Com o objetivo de fornecer subsídios para políticas públicas frente a esse desafio, a ABIFINA elaborou o estudo setorial “Insumos Farmacêuticos Ativos e Medicamentos com Blocos de Patentes a Expirar até 2030”.

“Nossa pesquisa identificou cerca de 1,5 mil patentes que formam blocos de proteção para mil produtos que estarão livres para produção e comercialização até a próxima década. Essa é uma contribuição da ABIFINA que, certamente, pode ser adotada no processo de melhoria do planejamento e gestão das PDPs”, sugere Andrey Vilas Boas de Freitas, presidente-executivo da entidade.
Política de Estado
Um marco legal transparente, que demonstre as regras do jogo, confere maior segurança aos agentes participantes. No entanto, para tornar a PDP uma política de Estado é preciso ir além, na visão do representante do Ministério da Saúde. “Uma política pública na qual a sociedade não enxerga benefício real no seu dia a dia dificilmente se tornará uma Política de Estado. E, para que isso aconteça, precisamos comunicar cada conquista, cada projeto bem-sucedido. Precisamos divulgar mais resultados tangíveis”.
Para Vital do Rêgo, do TCU, e Rosane Cuber, de Bio-Manguinhos, a consolidação de uma política de Estado depende de estabilidade institucional, planejamento de longo prazo, coordenação interinstitucional permanente e previsibilidade orçamentária.

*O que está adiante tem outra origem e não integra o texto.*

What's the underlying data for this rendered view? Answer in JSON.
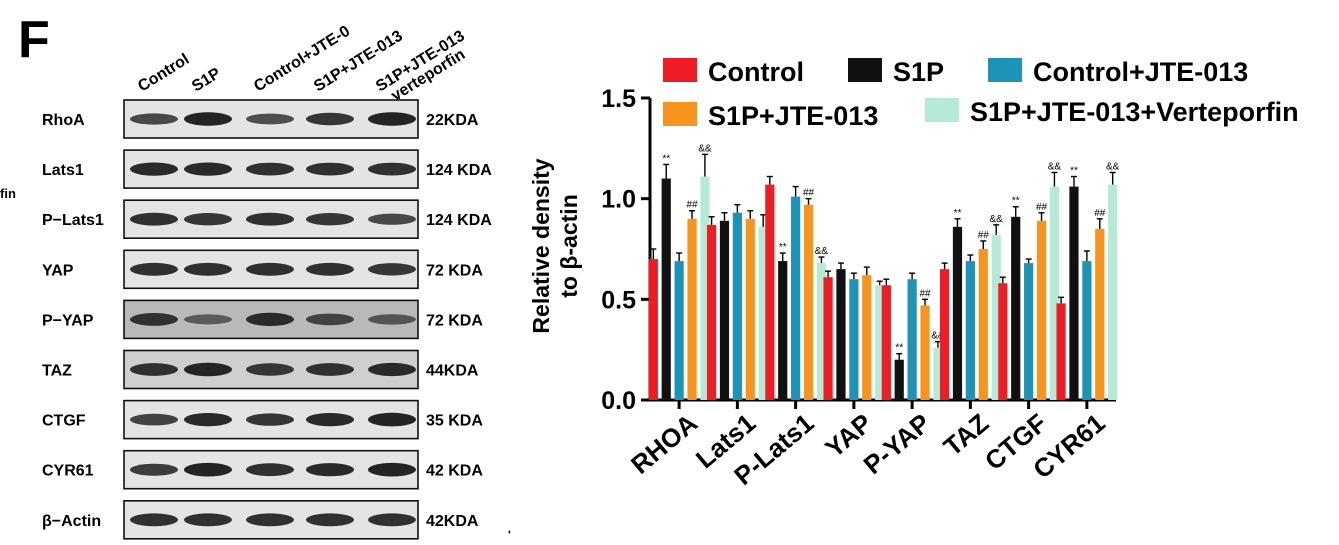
{
  "panel_label": "F",
  "cut_text": "fin",
  "footer_mark": "'",
  "blot": {
    "lane_labels": [
      "Control",
      "S1P",
      "Control+JTE-013",
      "S1P+JTE-013",
      "S1P+JTE-013+verteporfin"
    ],
    "lane_label_lines": [
      [
        "Control"
      ],
      [
        "S1P"
      ],
      [
        "Control+JTE-0"
      ],
      [
        "S1P+JTE-013"
      ],
      [
        "S1P+JTE-013",
        "verteporfin"
      ]
    ],
    "rows": [
      {
        "protein": "RhoA",
        "size": "22KDA",
        "intensity": [
          0.65,
          0.95,
          0.6,
          0.8,
          0.95
        ],
        "background": "light"
      },
      {
        "protein": "Lats1",
        "size": "124 KDA",
        "intensity": [
          0.9,
          0.9,
          0.85,
          0.85,
          0.85
        ],
        "background": "light"
      },
      {
        "protein": "P−Lats1",
        "size": "124 KDA",
        "intensity": [
          0.85,
          0.8,
          0.85,
          0.8,
          0.65
        ],
        "background": "light"
      },
      {
        "protein": "YAP",
        "size": "72 KDA",
        "intensity": [
          0.85,
          0.85,
          0.85,
          0.85,
          0.8
        ],
        "background": "light"
      },
      {
        "protein": "P−YAP",
        "size": "72 KDA",
        "intensity": [
          0.85,
          0.5,
          0.9,
          0.7,
          0.55
        ],
        "background": "dark"
      },
      {
        "protein": "TAZ",
        "size": "44KDA",
        "intensity": [
          0.85,
          0.95,
          0.8,
          0.85,
          0.9
        ],
        "background": "medium"
      },
      {
        "protein": "CTGF",
        "size": "35 KDA",
        "intensity": [
          0.7,
          0.9,
          0.8,
          0.9,
          0.95
        ],
        "background": "light"
      },
      {
        "protein": "CYR61",
        "size": "42 KDA",
        "intensity": [
          0.75,
          0.95,
          0.85,
          0.9,
          0.95
        ],
        "background": "light"
      },
      {
        "protein": "β−Actin",
        "size": "42KDA",
        "intensity": [
          0.85,
          0.85,
          0.85,
          0.85,
          0.85
        ],
        "background": "light"
      }
    ]
  },
  "chart_data": {
    "type": "bar",
    "title": "",
    "xlabel": "",
    "ylabel": "Relative density to β-actin",
    "ylabel_lines": [
      "Relative density",
      "to β-actin"
    ],
    "ylim": [
      0,
      1.5
    ],
    "yticks": [
      "0.0",
      "0.5",
      "1.0",
      "1.5"
    ],
    "categories": [
      "RHOA",
      "Lats1",
      "P-Lats1",
      "YAP",
      "P-YAP",
      "TAZ",
      "CTGF",
      "CYR61"
    ],
    "legend_position": "top",
    "series": [
      {
        "name": "Control",
        "color": "#ee1c25",
        "values": [
          0.7,
          0.87,
          1.07,
          0.61,
          0.57,
          0.65,
          0.58,
          0.48
        ],
        "errors": [
          0.05,
          0.04,
          0.04,
          0.03,
          0.03,
          0.03,
          0.03,
          0.03
        ],
        "marks": [
          "",
          "",
          "",
          "",
          "",
          "",
          "",
          ""
        ]
      },
      {
        "name": "S1P",
        "color": "#111111",
        "values": [
          1.1,
          0.89,
          0.69,
          0.65,
          0.2,
          0.86,
          0.91,
          1.06
        ],
        "errors": [
          0.07,
          0.04,
          0.04,
          0.03,
          0.03,
          0.04,
          0.05,
          0.05
        ],
        "marks": [
          "**",
          "",
          "**",
          "",
          "**",
          "**",
          "**",
          "**"
        ]
      },
      {
        "name": "Control+JTE-013",
        "color": "#1e93b8",
        "values": [
          0.69,
          0.93,
          1.01,
          0.6,
          0.6,
          0.69,
          0.68,
          0.69
        ],
        "errors": [
          0.04,
          0.04,
          0.05,
          0.03,
          0.03,
          0.03,
          0.02,
          0.05
        ],
        "marks": [
          "",
          "",
          "",
          "",
          "",
          "",
          "",
          ""
        ]
      },
      {
        "name": "S1P+JTE-013",
        "color": "#f7941d",
        "values": [
          0.9,
          0.9,
          0.97,
          0.62,
          0.47,
          0.75,
          0.89,
          0.85
        ],
        "errors": [
          0.04,
          0.04,
          0.03,
          0.04,
          0.03,
          0.04,
          0.04,
          0.05
        ],
        "marks": [
          "##",
          "",
          "##",
          "",
          "##",
          "##",
          "##",
          "##"
        ]
      },
      {
        "name": "S1P+JTE-013+Verteporfin",
        "color": "#b5ead7",
        "values": [
          1.11,
          0.86,
          0.68,
          0.57,
          0.26,
          0.82,
          1.06,
          1.07
        ],
        "errors": [
          0.11,
          0.06,
          0.03,
          0.02,
          0.03,
          0.05,
          0.07,
          0.06
        ],
        "marks": [
          "&&",
          "",
          "&&",
          "",
          "&&",
          "&&",
          "&&",
          "&&"
        ]
      }
    ]
  }
}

Ainda que tenha sofrido altos e baixos, a PDP é uma política que perdura o suficiente para demonstrar o impacto acumulado dos projetos. A Nortec, que participa de PDPs desde o primeiro ciclo, concluiu cerca de dez projetos com internalização de tecnologia, investimento em capacidade produtiva local e geração de empregos qualificados.

“A consolidação do programa como Política de Estado é fundamental para diminuir a dependência externa brasileira e fortalecer o SUS”, argumenta Marcus Soalheiro, vice-presidente da empresa, cuja visão é reforçada por Odilon Costa: “Hoje, Cristália e Bio-Manguinhos oferecem ao Brasil autossuficiência na somatropina, um hormônio de crescimento. A partir dessa parceria, firmada há cinco anos, o País não importou mais uma unidade do produto”.